日付検証コンポーネントを使用して、日付コントロールに入力可能な日付範囲を指定することができます。検証コンポーネントを利用した場合、範囲外の日付のときに値の制御を行うだけではなく、エラーアイコンを表示したり背景色を変更したりと柔軟なエラー通知機能を利用することが可能です。

検証コンポーネントを利用して入力範囲の検証を行う場合には、以下のいずれかの設定を行う必要があります。

この設定を行わない場合、日付コントロールの入力中に行う検証機能が動作し、検証コンポーネントによる検証が行われません。

日付検証コンポーネントを利用して入力可能な範囲を設定するには、GcDateValidator.InvalidRange クラスを使用し、GcDateValidator.InvalidRange クラスのMaxValue およびMinValue プロパティで、最大日付および最少日付を指定します。
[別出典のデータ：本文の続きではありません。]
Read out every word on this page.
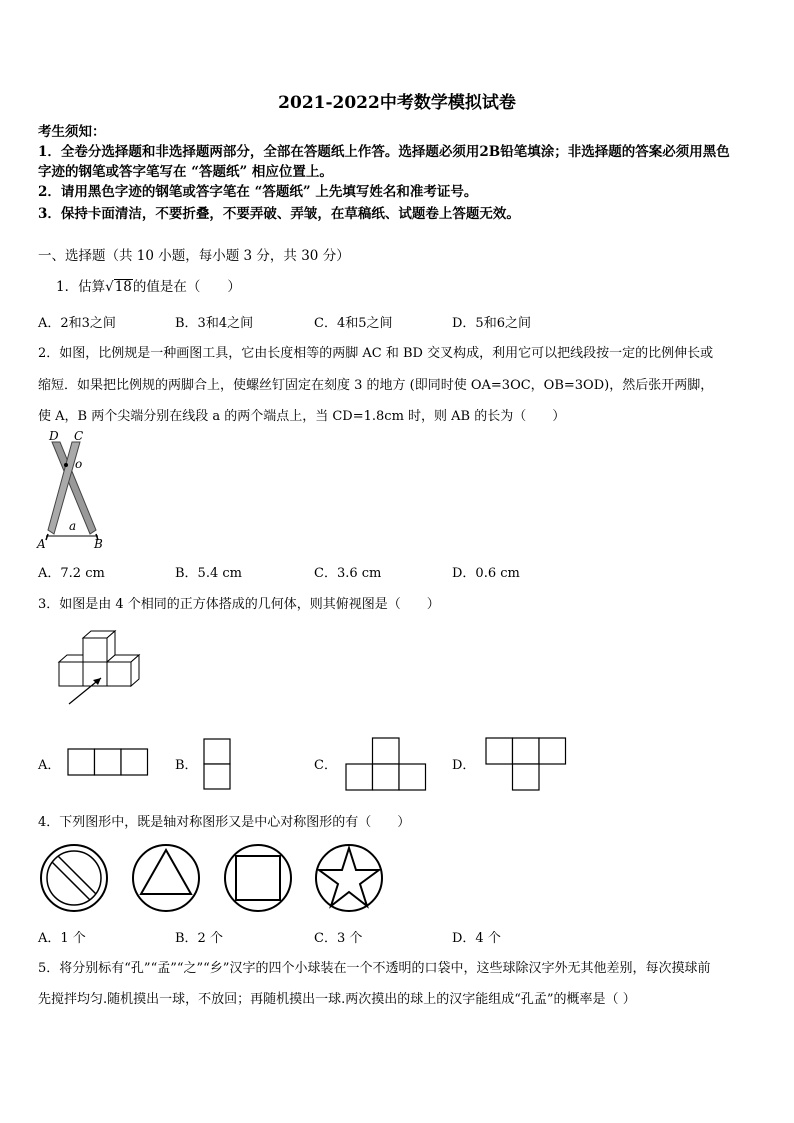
2021-2022中考数学模拟试卷
考生须知：
1．全卷分选择题和非选择题两部分，全部在答题纸上作答。选择题必须用2B铅笔填涂；非选择题的答案必须用黑色
字迹的钢笔或答字笔写在 “答题纸” 相应位置上。
2．请用黑色字迹的钢笔或答字笔在 “答题纸” 上先填写姓名和准考证号。
3．保持卡面清洁，不要折叠，不要弄破、弄皱，在草稿纸、试题卷上答题无效。
一、选择题（共 10 小题，每小题 3 分，共 30 分）
1．估算√18的值是在（　　）
A．2和3之间	B．3和4之间	C．4和5之间	D．5和6之间
2．如图，比例规是一种画图工具，它由长度相等的两脚 AC 和 BD 交叉构成，利用它可以把线段按一定的比例伸长或
缩短．如果把比例规的两脚合上，使螺丝钉固定在刻度 3 的地方 (即同时使 OA=3OC，OB=3OD)，然后张开两脚，
使 A，B 两个尖端分别在线段 a 的两个端点上，当 CD=1.8cm 时，则 AB 的长为（　　）
D C
o
a
A	B
A．7.2 cm	B．5.4 cm	C．3.6 cm	D．0.6 cm
3．如图是由 4 个相同的正方体搭成的几何体，则其俯视图是（　　）
A．	B．	C．	D．
4．下列图形中，既是轴对称图形又是中心对称图形的有（　　）
A．1 个	B．2 个	C．3 个	D．4 个
5．将分别标有“孔”“孟”“之”“乡”汉字的四个小球装在一个不透明的口袋中，这些球除汉字外无其他差别，每次摸球前
先搅拌均匀.随机摸出一球，不放回；再随机摸出一球.两次摸出的球上的汉字能组成“孔孟”的概率是（ ）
日付検証コンポーネントを使用した範囲設定やエラー通知の詳細については「検証コンポーネント」を参照してください。

非表示に設定したフィールドのデフォルト値

日付コントロールの非表示に設定されたフィールドのデフォルト値には、RecommendedValue プロパティの値が設定されます。非表示フィールドの値は通常、Value プロパティから取得しますが、Value プロパティがnull 参照 (Visual Basic では Nothing)の場合は、RecommendedValue プロパティに設定された値を非表示フィールドに設定します。
RecommendedValue プロパティの既定値はnull 参照 (Visual Basic では Nothing)です。この場合、デフォルト値にはアプリケーション実行後に値がクリアされた日付が設定されます。

以下のサンプルコードでは、年月だけの入力を許可してRecommendedValue プロパティにデフォルト値を設定しています。この場合、年月の入力が行われると、非表示になっている日の部分には、RecommendedValue プロパティに設定された日の値が設定されます。

' キーワードから書式を設定します。
GcDate1.Fields.AddRange("yyyy/MM")
' RecommendedValueプロパティに非表示フィールドのデフォルト値を設定します。
GcDate1.RecommendedValue = New DateTime(2100, 1, 1)
' ValueプロパティにNothingを設定します。
GcDate1.Value = Nothing
// キーワードから書式を設定します。
gcDate1.Fields.AddRange("yyyy/MM");
// RecommendedValueプロパティに非表示フィールドのデフォルト値を設定します。
gcDate1.RecommendedValue = new DateTime(2100, 1, 1);
// Valueプロパティにnullを設定します。
gcDate1.Value = null;

RecommendedValue プロパティの値がデフォルト値として設定されるのは、日付部分の非表示フィールドです。日付コントロールのValue プロパティの時刻部分は常に「0:00:00」です。